One of my family’s favorite pastimes during our beloved pandemic was watching our dogs’ play out back in the yard. During the first week of quarantine, circa March 2020, we got a Jack Russell terrier/border collie mix rescue puppy. Our adolescent daughters named this lovey, Maisy Lou, but Crazy Maisy is what I like to call this rambunctious pup.
She’s now 15-months-old and comes to the name of Louis because that nickname makes as much sense as us getting a Corona pup. Was this dog an impulse purchase? Could have been. Hard to say.
Louis and our 4-year-old golden-doodle Bella became fast friends, because what other choice did they have, except to chase the cats through the house? Since they already added that to their day-planner, despite our exasperated cats’ cries for help and much swatting and hissing at the dogs, the canines weren’t giving up their fun group activity.
This dog-chasing-cat routine developed early on, and it isn’t nearly as funny as it sounds on paper, especially when your family of four is penned up for a year at home. As all of you know, when you are sardined into your house-cage, you’re often starving for entertainment other than Netflix.

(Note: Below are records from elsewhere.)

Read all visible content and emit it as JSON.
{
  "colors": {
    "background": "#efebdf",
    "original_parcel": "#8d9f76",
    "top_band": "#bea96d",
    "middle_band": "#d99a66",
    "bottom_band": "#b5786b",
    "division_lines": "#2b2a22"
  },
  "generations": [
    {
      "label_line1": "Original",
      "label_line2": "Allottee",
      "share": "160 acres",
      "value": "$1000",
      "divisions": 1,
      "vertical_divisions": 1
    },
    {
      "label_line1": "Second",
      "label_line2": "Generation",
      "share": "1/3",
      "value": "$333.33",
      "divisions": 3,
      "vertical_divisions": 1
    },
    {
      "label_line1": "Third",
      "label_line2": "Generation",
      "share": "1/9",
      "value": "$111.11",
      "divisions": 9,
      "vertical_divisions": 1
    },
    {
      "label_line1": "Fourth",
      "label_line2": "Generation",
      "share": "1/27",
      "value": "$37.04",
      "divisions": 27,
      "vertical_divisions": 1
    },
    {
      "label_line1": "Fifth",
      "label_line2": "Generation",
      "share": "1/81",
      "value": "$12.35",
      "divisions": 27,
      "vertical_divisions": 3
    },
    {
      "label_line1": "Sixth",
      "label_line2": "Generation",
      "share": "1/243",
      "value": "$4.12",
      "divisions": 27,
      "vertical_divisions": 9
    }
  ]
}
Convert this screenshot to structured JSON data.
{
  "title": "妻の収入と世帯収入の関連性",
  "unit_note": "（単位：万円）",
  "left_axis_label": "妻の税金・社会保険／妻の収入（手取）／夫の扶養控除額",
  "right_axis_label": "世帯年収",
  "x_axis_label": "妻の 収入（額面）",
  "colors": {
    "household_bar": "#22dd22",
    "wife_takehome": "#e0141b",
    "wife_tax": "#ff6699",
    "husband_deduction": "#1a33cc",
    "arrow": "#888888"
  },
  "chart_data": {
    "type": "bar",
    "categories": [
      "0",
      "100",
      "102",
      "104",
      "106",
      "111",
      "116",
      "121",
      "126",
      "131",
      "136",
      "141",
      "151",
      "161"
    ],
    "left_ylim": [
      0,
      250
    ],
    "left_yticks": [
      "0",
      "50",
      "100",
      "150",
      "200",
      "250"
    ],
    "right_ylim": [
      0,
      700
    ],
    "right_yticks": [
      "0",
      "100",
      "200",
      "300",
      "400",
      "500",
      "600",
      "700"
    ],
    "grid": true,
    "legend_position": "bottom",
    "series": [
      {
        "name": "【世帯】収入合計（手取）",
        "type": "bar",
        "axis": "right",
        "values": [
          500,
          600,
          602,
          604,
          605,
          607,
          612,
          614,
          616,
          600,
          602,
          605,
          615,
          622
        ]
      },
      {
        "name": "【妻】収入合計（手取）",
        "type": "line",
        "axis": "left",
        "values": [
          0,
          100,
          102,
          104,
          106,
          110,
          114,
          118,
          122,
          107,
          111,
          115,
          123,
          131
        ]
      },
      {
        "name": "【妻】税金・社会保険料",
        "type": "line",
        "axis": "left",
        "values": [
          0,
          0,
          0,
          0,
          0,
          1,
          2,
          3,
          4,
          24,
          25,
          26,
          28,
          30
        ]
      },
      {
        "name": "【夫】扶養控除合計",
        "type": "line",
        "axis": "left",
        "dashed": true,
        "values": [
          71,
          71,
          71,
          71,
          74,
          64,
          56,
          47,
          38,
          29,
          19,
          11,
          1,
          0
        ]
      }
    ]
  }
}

Early on, the dogs developed a robust daily routine. Wake up, pee, eat, pee again, then train for the canine Summer Olympics. Actually, when our puppy was tiny, she couldn’t keep up with the long strides of her older sister. That didn’t last long though. After several months, she could keep in stride, and every morning they’d be off to the races.
Our backyard is deceptively long. It’s the perfect racecourse for any domestic animal attempting to expend energy. Since our dogs are quite competitive, they burst out of the blocks, sprinting across our yard as if they are being chased by a team of wild horses.
In fact, that is exactly what the two of them sound like: A neck-in-neck horse race, heavily clomping the earthen yard trail while running for the roses. It’s our own Kansas Derby of the suburbs. If we weren’t all nervous and afraid of our future, we might have set out our finest lawn chairs.
I could have sported a snappy sun dress and fashioned a wide brimmed hat or an architectural fascinator masterpiece that only Princess Beatrice would covet. Then our family would sip mint juleps and spout clever banter about the weather and our winnings.
Alas, this never materialized due to our strict pandemic rule of no drinking before 9 a.m. on any quarantine day. We had to have control over some limits.
So, I imagined when I watched clips of last weekend’s Kentucky Derby, I’d find the spectators sitting 6-feet apart due to my made-up 2020 fashion needs of increased circumference COVID-19 hats. Wouldn’t that be a good way to keep everyone apart when outdoors? Of course, a hat like that would not fare well in a crowd or indoors. There aren’t enough hat pins to keep that head adornment secured.
Ironically, as the winner of the 2021 Kentucky Derby crossed the finish line; I was gardening near our private worn away racetrack. A fascinator may have been missing from my head, but I was rocking my gardening hat reminiscent of a 1950s farmer’s wife. After I finished planting some of my new perennials, I rested on the nearby soil, noting the temperature lowering as the sun skimmed the horizon.
Our familiar backyard chorus of birds and the steady chords of our soprano and bass wind chimes filled the air. Then the recognizable sound of stampeding of feet crescendoed the closer my pups approached.
Pausing to smile, I thought to myself, “It’s a good day at the races.”